Former American commercial bank

Community Bank was a commercial bank that served customers in Oregon and Washington. The bank was headquartered in Joseph, Oregon, and was the subsidy of Community Bancshares.

In 2025, Washington-based credit union Spokane Teachers Credit Union (STCU) acquired Community Bank and rebranded the branches as STCU.

== History==
Community Bank was founded in May 1955 by Joseph, Oregon business leaders. At that time, the bank was named Bank of Wallowa County. The bank's name was changed to Community Bank in 1991, when the bank expanded out of Wallowa County into Pendleton, Oregon.

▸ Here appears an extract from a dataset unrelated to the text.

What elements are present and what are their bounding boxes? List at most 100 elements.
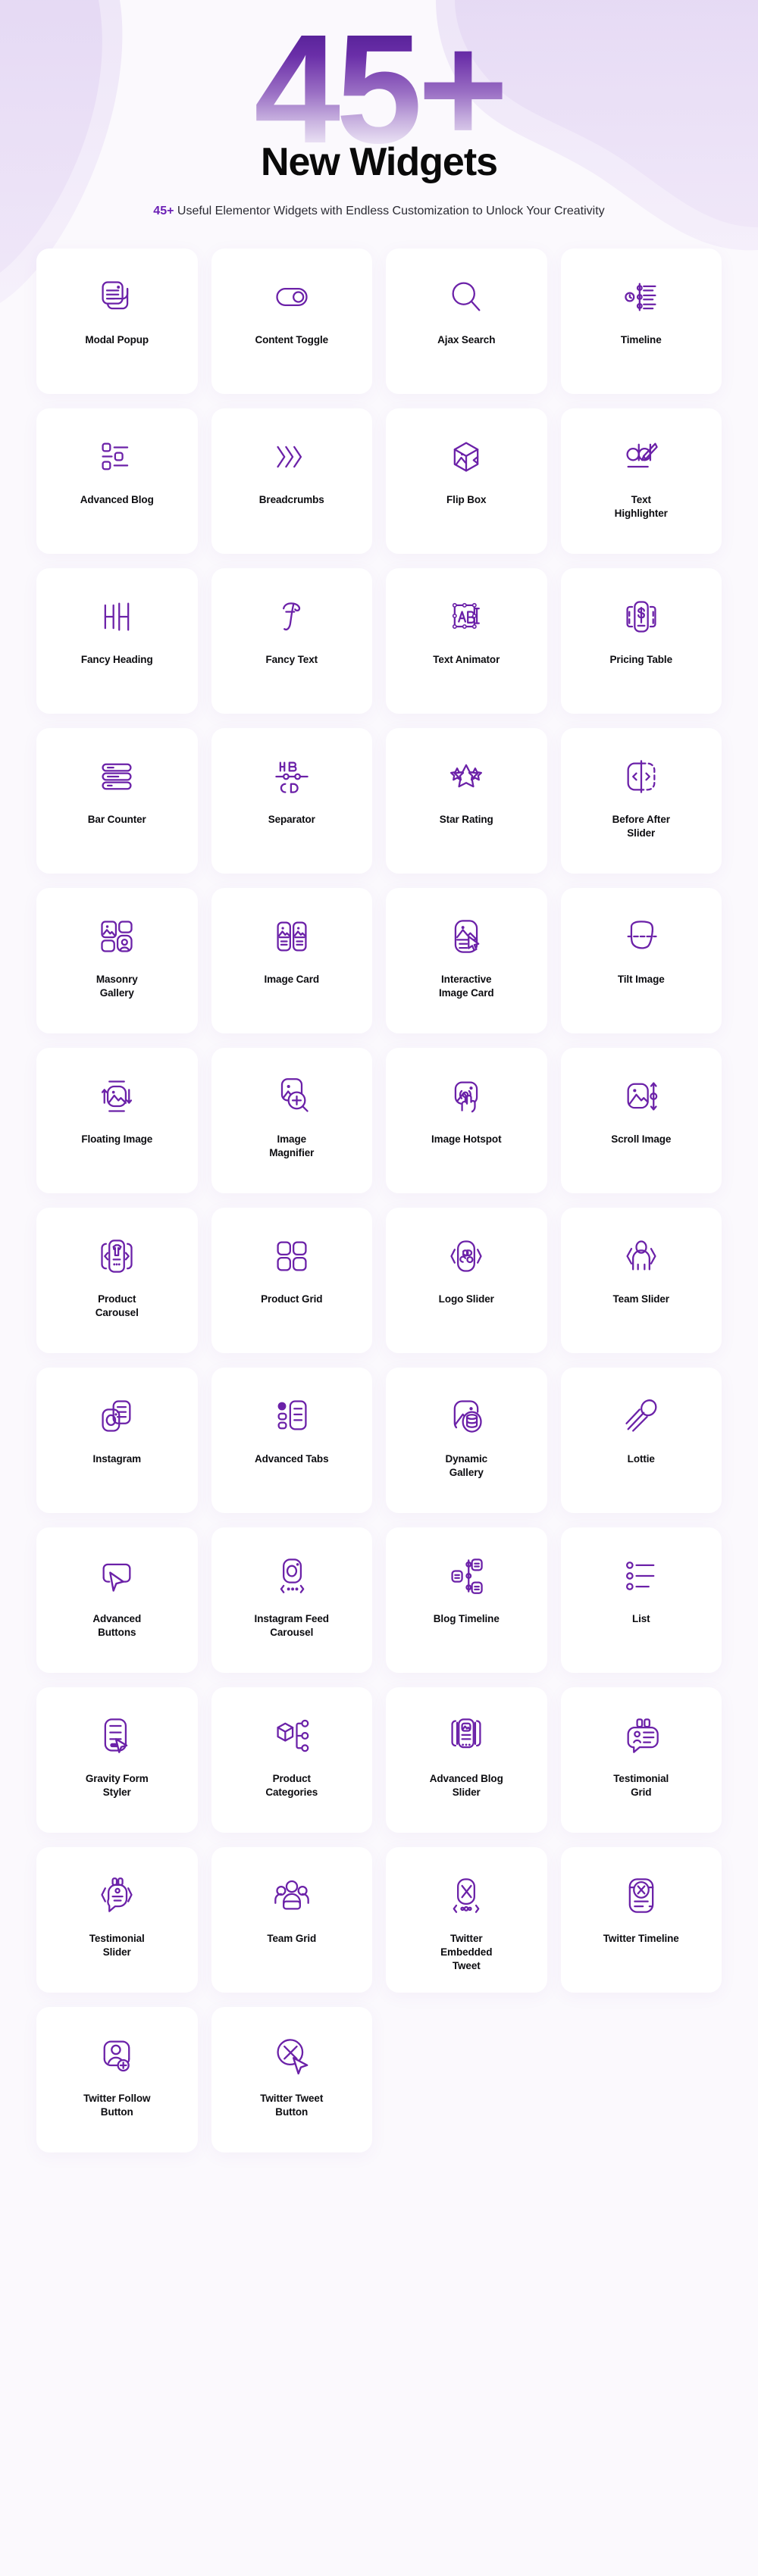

The bank had operated 10 full-service branches, 7 in north-eastern Oregon and 3 in south-eastern Washington.

=== Acquisition by STCU ===
On August 13, 2024, Washington-based credit union Spokane Teachers Credit Union (STCU) announced plans to acquire all assets and liabilities of Community Bank.

On May 9, 2025, Community Bank shutdown their branches and redirected their website to STCU, the following week the branches were rebranded as STCU.

==Communities==
Community Bank had branches in the cities of Baker City, Oregon, Clarkston, Washington, Elgin, Oregon, Enterprise, Oregon, Hermiston, Oregon, Joseph, Oregon, La Grande, Oregon, Pendleton, Oregon and Walla Walla, Washington.